Robert Connolly’s Balibo (2009) is one of the strongest and best Australian films of recent years, and a welcome, committed return to the territory and approach of such political thrillers of the 1980s as Heatwave (Phillip Noyce, 1982), Ground Zero (Michael Pattison and Bruce Myles, 1987) and The Year of Living Dangerously (Peter Weir, 1982) – the film to which it obviously bares the closest comparison (favourably, I must say). It is also a significant step forward for Connolly as a director. The somewhat mannered, and at times narratively clumsy, qualities of Connolly’s earlier features – the still intriguing and ambitious The Bank (2001) and Three Dollars (2005) – are side-stepped in favour of a more directly responsive, immediate, visceral and, at times, improvised approach to the material, shooting style and surroundings.

Shot in both the Northern Territory and East Timor itself – a sign of the ambition and engagement of the film – Balibo gains immensely from this openness to its surroundings and the environments it finds itself within (which is quite a departure from such a “streamlined” film as The Bank). Although its temporal structure involves various flashbacks and the widespread use of parallel editing, Balibo always remains a work that is tied to the here-and-now, the immediacy, emotions and pain of direct (if retold) experience. This is a significant achievement for a film that is preoccupied with the past and the lessons history can teach us about our place and significance (or lack thereof) in the larger world.

Alongside the general excellence of its ensemble cast, the film’s sense of immediacy is partly achieved through the use of an almost continuously mobile camera and various locations that were the actual settings of the original events, a particularly haunting aspect when the film returns to the border village of Balibo and the locations in which the five Australian, New Zealand and British journalists (known widely as the “Balibo Five”) were killed.

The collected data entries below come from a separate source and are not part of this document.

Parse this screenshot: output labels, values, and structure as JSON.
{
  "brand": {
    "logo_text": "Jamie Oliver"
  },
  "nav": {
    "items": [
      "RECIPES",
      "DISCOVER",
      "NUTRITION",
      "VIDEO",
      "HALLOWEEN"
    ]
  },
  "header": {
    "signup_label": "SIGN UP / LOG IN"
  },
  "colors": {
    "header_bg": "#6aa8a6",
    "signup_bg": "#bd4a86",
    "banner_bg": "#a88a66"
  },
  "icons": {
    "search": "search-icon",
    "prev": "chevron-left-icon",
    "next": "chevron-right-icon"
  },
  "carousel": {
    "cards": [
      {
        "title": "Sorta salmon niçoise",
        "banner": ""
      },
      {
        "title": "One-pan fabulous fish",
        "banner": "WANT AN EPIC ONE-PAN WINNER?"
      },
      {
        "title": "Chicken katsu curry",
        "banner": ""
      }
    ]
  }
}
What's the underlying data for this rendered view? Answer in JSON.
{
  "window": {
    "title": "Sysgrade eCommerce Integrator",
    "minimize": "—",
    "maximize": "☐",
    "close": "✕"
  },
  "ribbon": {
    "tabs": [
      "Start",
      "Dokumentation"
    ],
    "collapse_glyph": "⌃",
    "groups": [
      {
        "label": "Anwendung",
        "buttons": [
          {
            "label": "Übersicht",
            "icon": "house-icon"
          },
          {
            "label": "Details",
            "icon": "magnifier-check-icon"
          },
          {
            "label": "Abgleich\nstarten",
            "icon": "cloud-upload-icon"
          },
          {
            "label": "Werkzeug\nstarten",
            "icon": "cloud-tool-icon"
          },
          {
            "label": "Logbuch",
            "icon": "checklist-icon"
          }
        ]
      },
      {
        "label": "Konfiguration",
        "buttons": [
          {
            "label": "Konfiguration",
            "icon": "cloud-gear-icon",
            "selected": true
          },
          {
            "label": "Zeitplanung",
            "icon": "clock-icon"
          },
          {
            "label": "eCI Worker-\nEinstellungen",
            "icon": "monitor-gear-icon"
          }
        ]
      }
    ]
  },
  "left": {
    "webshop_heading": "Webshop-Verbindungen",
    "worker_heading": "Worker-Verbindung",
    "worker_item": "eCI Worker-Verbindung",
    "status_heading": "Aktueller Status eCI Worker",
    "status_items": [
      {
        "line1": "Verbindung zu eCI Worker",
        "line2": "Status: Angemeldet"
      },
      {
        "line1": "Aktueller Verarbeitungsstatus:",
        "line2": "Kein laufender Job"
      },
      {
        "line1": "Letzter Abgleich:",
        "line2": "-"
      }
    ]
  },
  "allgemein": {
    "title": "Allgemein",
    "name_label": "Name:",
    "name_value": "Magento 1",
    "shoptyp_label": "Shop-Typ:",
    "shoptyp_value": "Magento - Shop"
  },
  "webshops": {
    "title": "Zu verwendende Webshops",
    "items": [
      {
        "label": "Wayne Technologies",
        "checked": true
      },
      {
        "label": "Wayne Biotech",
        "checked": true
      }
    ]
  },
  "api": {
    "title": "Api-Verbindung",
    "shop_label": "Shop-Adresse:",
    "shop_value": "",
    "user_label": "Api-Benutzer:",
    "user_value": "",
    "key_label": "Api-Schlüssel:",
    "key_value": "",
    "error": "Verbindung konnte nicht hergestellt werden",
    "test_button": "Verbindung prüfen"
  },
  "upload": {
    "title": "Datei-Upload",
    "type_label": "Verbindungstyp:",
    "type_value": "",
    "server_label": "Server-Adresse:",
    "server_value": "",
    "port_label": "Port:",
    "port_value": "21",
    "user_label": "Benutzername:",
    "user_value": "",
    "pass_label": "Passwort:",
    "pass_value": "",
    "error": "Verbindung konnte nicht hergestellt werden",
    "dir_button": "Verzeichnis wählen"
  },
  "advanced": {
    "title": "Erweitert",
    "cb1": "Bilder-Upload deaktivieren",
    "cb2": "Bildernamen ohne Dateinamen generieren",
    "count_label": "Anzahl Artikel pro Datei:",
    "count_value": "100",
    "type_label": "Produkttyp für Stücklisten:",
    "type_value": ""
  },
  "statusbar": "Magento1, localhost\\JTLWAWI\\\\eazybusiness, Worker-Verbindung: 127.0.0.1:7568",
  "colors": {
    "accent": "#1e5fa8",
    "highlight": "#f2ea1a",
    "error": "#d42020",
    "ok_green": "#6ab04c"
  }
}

In these moments, and elsewhere, the film speaks of an affinity between the film we are watching – and those who made it – and the actions of the television journalists from the Australian television Channels 7 and 9 who attempted, somewhat naïvely and foolhardily as the film poignantly reveals, to report on and document the Indonesian military invasion of East Timor. This emphasis also speaks of the strong and complex relation between Australia and East Timor, as well as the small nation’s fate at the hands of its various colonisers (particularly the Portuguese and Indonesians). A great strength of the film is how it communicates the increasing engagement of the journalists with the cause and events they are attempting to capture and ultimately show to the world.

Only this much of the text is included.